KOR-Bench: Benchmarking Language Models on Knowledge-Orthogonal Reasoning Tasks

Kaijing Ma,Xinrun Du,Yunran Wang,Haoran Zhang,Zhoufutu Wen,Xingwei Qu,Jian Yang,Jiaheng Liu,Minghao Liu,Xiang Yue,Wenhao Huang,Ge Zhang
2024-10-18
Abstract:In this paper, we introduce Knowledge-Orthogonal Reasoning (KOR), which minimizes the impact of domain-specific knowledge for a more accurate evaluation of models' reasoning abilities in out-of-distribution scenarios. Based on this concept, we propose the Knowledge-Orthogonal Reasoning Benchmark (KOR-Bench), encompassing five task categories: Operation, Logic, Cipher, Puzzle, and Counterfactual. KOR-Bench emphasizes the effectiveness of models in applying new rule descriptions to solve novel rule-driven questions. O1-Preview and O1-Mini achieve accuracies of 72.88% and 70.16%, significantly outperforming Claude-3.5-Sonnet and GPT-4o, which score 58.96% and 58.00%, revealing considerable performance gaps and highlighting KOR-Bench's effectiveness. We conduct thorough analyses to identify bottlenecks in the Cipher task using Stepwise Prompting, discovering that two rounds of Self-Correction yield optimal results. Complex Task Processing evaluates model performance across three integrated tasks, while we also explore the impact of Tricks on the Puzzle task and visualize rule-focused attention to enhance our understanding of model behavior. KOR-Bench aims to enhance reasoning evaluation and support further research in this field.
Databases
What problem does this paper attempt to address?
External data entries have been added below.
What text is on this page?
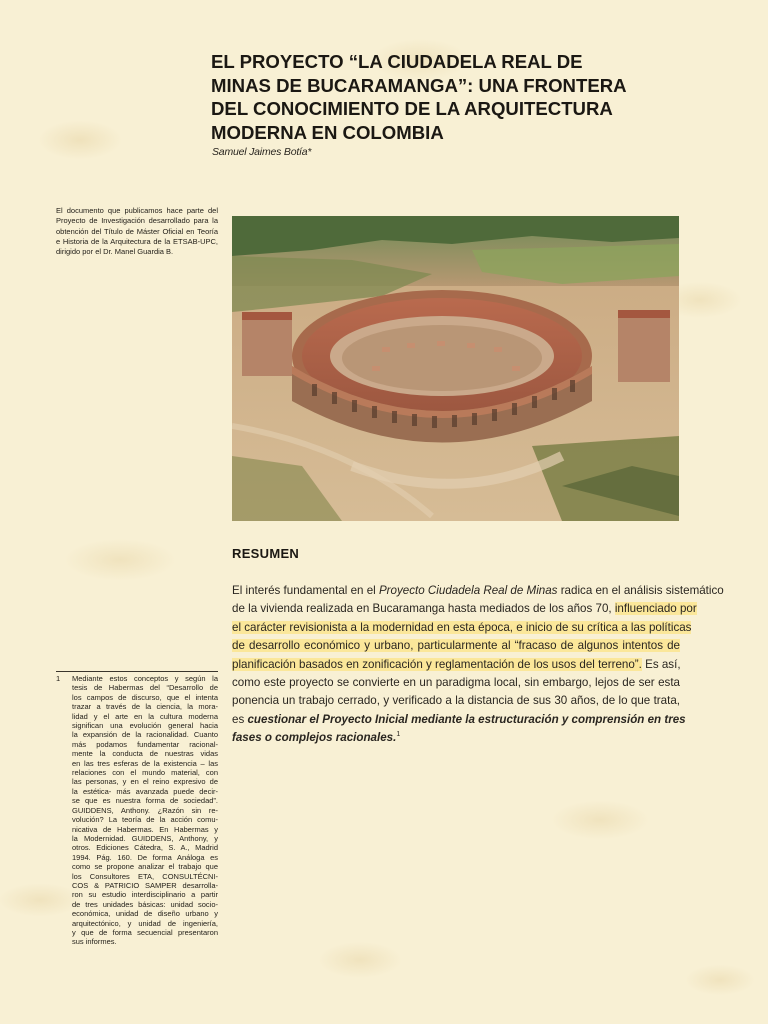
EL PROYECTO “LA CIUDADELA REAL DE
MINAS DE BUCARAMANGA”: UNA FRONTERA
DEL CONOCIMIENTO DE LA ARQUITECTURA
MODERNA EN COLOMBIA
Samuel Jaimes Botía*

El documento que publicamos hace parte del Proyecto de Investigación desarrollado para la obtención del Título de Máster Oficial en Teoría e Historia de la Arquitectura de la ETSAB-UPC, dirigido por el Dr. Manel Guardia B.

RESUMEN

El interés fundamental en el Proyecto Ciudadela Real de Minas radica en el análisis sistemático
de la vivienda realizada en Bucaramanga hasta mediados de los años 70, influenciado por
el carácter revisionista a la modernidad en esta época, e inicio de su crítica a las políticas
de desarrollo económico y urbano, particularmente al “fracaso de algunos intentos de
planificación basados en zonificación y reglamentación de los usos del terreno”. Es así,
como este proyecto se convierte en un paradigma local, sin embargo, lejos de ser esta
ponencia un trabajo cerrado, y verificado a la distancia de sus 30 años, de lo que trata,
es cuestionar el Proyecto Inicial mediante la estructuración y comprensión en tres
fases o complejos racionales.$^1$

1 Mediante estos conceptos y según la
tesis de Habermas del “Desarrollo de
los campos de discurso, que el intenta
trazar a través de la ciencia, la mora-
lidad y el arte en la cultura moderna
significan una evolución general hacia
la expansión de la racionalidad. Cuanto
más podamos fundamentar racional-
mente la conducta de nuestras vidas
en las tres esferas de la existencia – las
relaciones con el mundo material, con
las personas, y en el reino expresivo de
la estética- más avanzada puede decir-
se que es nuestra forma de sociedad”.
GUIDDENS, Anthony. ¿Razón sin re-
volución? La teoría de la acción comu-
nicativa de Habermas. En Habermas y
la Modernidad. GUIDDENS, Anthony, y
otros. Ediciones Cátedra, S. A., Madrid
1994. Pág. 160. De forma Análoga es
como se propone analizar el trabajo que
los Consultores ETA, CONSULTÉCNI-
COS & PATRICIO SAMPER desarrolla-
ron su estudio interdisciplinario a partir
de tres unidades básicas: unidad socio-
económica, unidad de diseño urbano y
arquitectónico, y unidad de ingeniería,
y que de forma secuencial presentaron
sus informes.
The main problem that this paper attempts to solve is the limitations of existing evaluation benchmarks in measuring the reasoning ability of large - language models (LLMs). Specifically, existing evaluation benchmarks often rely on the model's memory of domain - specific knowledge, rather than truly testing the model's ability to understand, follow new rules, and solve problems. These benchmark tests may not be able to accurately distinguish between the model's reasoning ability and the ability to simply recall learned patterns. To address this challenge, the paper proposes the concept of "Knowledge - Orthogonal Reasoning" (KOR) and constructs a new evaluation benchmark - "Knowledge - Orthogonal Reasoning Benchmark" (KOR - Bench) based on this concept. KOR - Bench aims to improve existing evaluation methods in the following ways: 1. **Reduce the influence of domain - specific knowledge**: The rules in KOR - Bench are independent of the domain - specific knowledge that the model has been exposed to during pre - training, ensuring that these rules do not appear in the pre - training data. 2. **Test the model's internal reasoning and planning abilities**: By introducing new elements and rules, KOR - Bench evaluates how the model applies newly defined rules to solve new rule - driven problems, rather than relying on data retrieval or information memory. 3. **Cover multiple reasoning tasks**: KOR - Bench contains five task categories: operational reasoning, logical reasoning, cryptographic reasoning, puzzle reasoning, and counterfactual reasoning. Each task category is based on new symbols, concepts, execution rules, problem - solving frameworks, or story backgrounds. Through these designs, KOR - Bench can more comprehensively and fairly evaluate the model's reasoning ability in dealing with unseen rules and frameworks, thus providing new directions and insights for future research.